The June 15 letter from the Texas legislature’s Jim Pitts and Tommy Williams takes exception to your June 8 editorial “Texas Goes Sacramento,” which notes that the Texas Public Policy Foundation calculated a 26% increase in general revenue spending by the Texas Legislature in 2013. However, our numbers are simple to follow: The legislature spent $95 billion of general revenue in the general appropriations bill for the 2014-15 budget, $7 billion more in two supplemental appropriations bills for the current budget and another $4 billion from the state’s reserve fund in both budgets. This $106 billion in spending is difficult to discern in official documents, with some of it being spent in 2013, some in 2014 and some in 2015, some of it appropriated in 2013 but spent in 2014 and 2015, and $2 billion of it being potentially taken “off budget” by Texas voters in the coming November constitutional amendment election. After all these maneuvers the appropriators are able to claim the new budget rose only by 8%. The truth, though, is that the legislature spent $22 billion more this legislative session than the $84 billion it spent 2011, using almost every penny of new revenue generated by the strong Texas economy. 
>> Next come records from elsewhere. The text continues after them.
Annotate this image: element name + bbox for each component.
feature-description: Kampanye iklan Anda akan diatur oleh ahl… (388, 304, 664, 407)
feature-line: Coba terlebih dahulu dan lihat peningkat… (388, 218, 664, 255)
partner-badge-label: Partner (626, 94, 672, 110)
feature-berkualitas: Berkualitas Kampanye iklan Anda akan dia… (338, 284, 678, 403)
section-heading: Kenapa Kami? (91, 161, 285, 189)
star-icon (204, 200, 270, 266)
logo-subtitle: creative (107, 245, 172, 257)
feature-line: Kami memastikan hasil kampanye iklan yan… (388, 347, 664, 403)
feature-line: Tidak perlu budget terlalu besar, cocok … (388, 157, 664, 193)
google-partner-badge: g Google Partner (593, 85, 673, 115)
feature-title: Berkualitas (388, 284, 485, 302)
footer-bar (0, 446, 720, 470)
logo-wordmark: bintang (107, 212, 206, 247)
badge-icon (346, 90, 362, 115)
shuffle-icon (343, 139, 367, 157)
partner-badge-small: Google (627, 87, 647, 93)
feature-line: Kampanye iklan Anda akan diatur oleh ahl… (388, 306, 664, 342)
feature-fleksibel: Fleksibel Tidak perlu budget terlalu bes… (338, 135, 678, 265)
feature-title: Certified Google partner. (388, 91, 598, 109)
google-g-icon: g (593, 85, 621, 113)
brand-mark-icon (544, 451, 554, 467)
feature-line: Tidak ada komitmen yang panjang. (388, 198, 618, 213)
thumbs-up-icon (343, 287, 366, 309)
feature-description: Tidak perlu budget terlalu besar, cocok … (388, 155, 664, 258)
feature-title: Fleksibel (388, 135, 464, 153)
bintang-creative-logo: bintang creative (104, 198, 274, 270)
As your editorial correctly points out, “This may be the first time in history that a state experienced a rush of new tax collections and lowered its reserve fund.” 

Bill Peacock

Texas Public Policy Foundation

Austin, Texas

At this point, I hope you have a good idea of what the debate over the 2014-15 Texas budget was all about and why the Foundation’s concerns about it remain. In subsequent posts, we’ll examine more in depth the distinction between session to session and biennium to biennium spending, why the analysis of session spending was so crucial to understanding the budget debate this year, and what markers conservatives should set in place for 2015 to check the growth in spending in the 84th Texas Legislature.